The White Raven
Boston, MA
A work in celebration of the chorus' fifth anniversary. Premiered with works of Rossi, Fine, and Barber.
Program notes, from the Coro Allegro May 2023 performance:
Jubilate Agno, the poem from which Daniel Pinkham selected the majority of the text for The White Raven, was written by English poet, scholar and philosopher Christopher Smart (1722-1771) while he was confined to a series of mental asylums between 1756 and 1763.
Smart’s renowned scholarship notwithstanding, socially, he was a strong-drinking prodigal dandy, good humored cross-dresser and habitual debtor. It was around his 29th year that mounting pressures from his debts coupled with his growing religious mania led to the compromise of his mental health. Smart became known for flights of pontifical ranting and for stopping strangers and acquaintances alike in public assembly, urging them to kneel and pray for him. These outbursts increased in frequency and intensity, ultimately resulting in Smart’s institutionalization to St. Luke's Hospital in 1756, at the age of 34. He was moved from one asylum to the next for the following seven years. It was over the course of these seven years that Smart penned Jubilate Agno.

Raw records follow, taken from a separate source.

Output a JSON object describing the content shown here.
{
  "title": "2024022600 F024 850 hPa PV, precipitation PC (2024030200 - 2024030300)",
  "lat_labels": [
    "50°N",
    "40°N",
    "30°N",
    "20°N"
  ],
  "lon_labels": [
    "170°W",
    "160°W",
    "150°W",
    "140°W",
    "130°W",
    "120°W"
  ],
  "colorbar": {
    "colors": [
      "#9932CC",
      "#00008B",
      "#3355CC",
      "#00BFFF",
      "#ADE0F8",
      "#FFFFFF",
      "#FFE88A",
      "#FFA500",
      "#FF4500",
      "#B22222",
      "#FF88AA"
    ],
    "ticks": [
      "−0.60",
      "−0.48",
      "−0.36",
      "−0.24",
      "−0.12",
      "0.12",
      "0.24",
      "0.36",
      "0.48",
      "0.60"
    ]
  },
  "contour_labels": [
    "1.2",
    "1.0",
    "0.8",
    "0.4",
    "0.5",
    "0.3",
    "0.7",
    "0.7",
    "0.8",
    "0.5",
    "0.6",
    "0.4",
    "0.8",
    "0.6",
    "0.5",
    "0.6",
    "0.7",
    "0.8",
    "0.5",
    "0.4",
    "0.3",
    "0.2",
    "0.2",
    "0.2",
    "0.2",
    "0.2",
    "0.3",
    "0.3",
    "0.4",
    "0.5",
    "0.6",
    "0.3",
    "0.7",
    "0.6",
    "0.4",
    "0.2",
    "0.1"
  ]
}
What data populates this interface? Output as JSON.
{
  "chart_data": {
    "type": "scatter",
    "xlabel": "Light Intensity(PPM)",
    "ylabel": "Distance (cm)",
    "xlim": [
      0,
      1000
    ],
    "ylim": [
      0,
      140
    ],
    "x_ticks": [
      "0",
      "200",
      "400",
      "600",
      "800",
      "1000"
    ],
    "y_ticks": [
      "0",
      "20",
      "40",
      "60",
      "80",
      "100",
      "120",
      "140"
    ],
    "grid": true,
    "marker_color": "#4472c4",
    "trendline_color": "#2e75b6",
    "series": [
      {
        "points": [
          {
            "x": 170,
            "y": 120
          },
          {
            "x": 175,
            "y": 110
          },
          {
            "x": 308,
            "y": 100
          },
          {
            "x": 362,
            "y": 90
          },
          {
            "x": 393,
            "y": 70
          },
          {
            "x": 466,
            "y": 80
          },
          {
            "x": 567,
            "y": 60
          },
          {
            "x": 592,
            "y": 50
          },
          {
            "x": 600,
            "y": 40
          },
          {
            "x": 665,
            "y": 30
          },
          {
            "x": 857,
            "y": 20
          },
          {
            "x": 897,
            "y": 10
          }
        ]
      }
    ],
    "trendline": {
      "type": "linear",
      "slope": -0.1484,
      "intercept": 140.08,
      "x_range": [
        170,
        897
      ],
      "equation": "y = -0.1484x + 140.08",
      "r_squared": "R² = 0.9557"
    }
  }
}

Dismissed outright from consideration as a deliberate work of poetry, Jubilate Agno appeared to be the desperate contemplations of a man condemned to madness and solitude. With only three exceptions, each page of his manuscript was comprised either entirely of verses beginning with “Let” or verses beginning with “For.” The style and content of the piece served only to baffle and sadden Smart’s contemporaries and critics. The work went unpublished for 180 years.
In The White Raven, Pinkham carefully chooses passages from Jubilate Agno that highlight Smart’s heartfelt experience of God and nature. Immediately in the first movement, we hear Smart identify himself as a beautiful conundrum. He has seen “the White Raven,” and finds himself “a greater curiosity.” Contextually, this verse follows Smart’s declaration that, “For I have adventured myself in the name of the Lord, and he hath mark’d me for his own.” Smart sees his plight as a divine trial and finds himself mysteriously sustained by the knowledge that his infinitely unique life is God’s plan.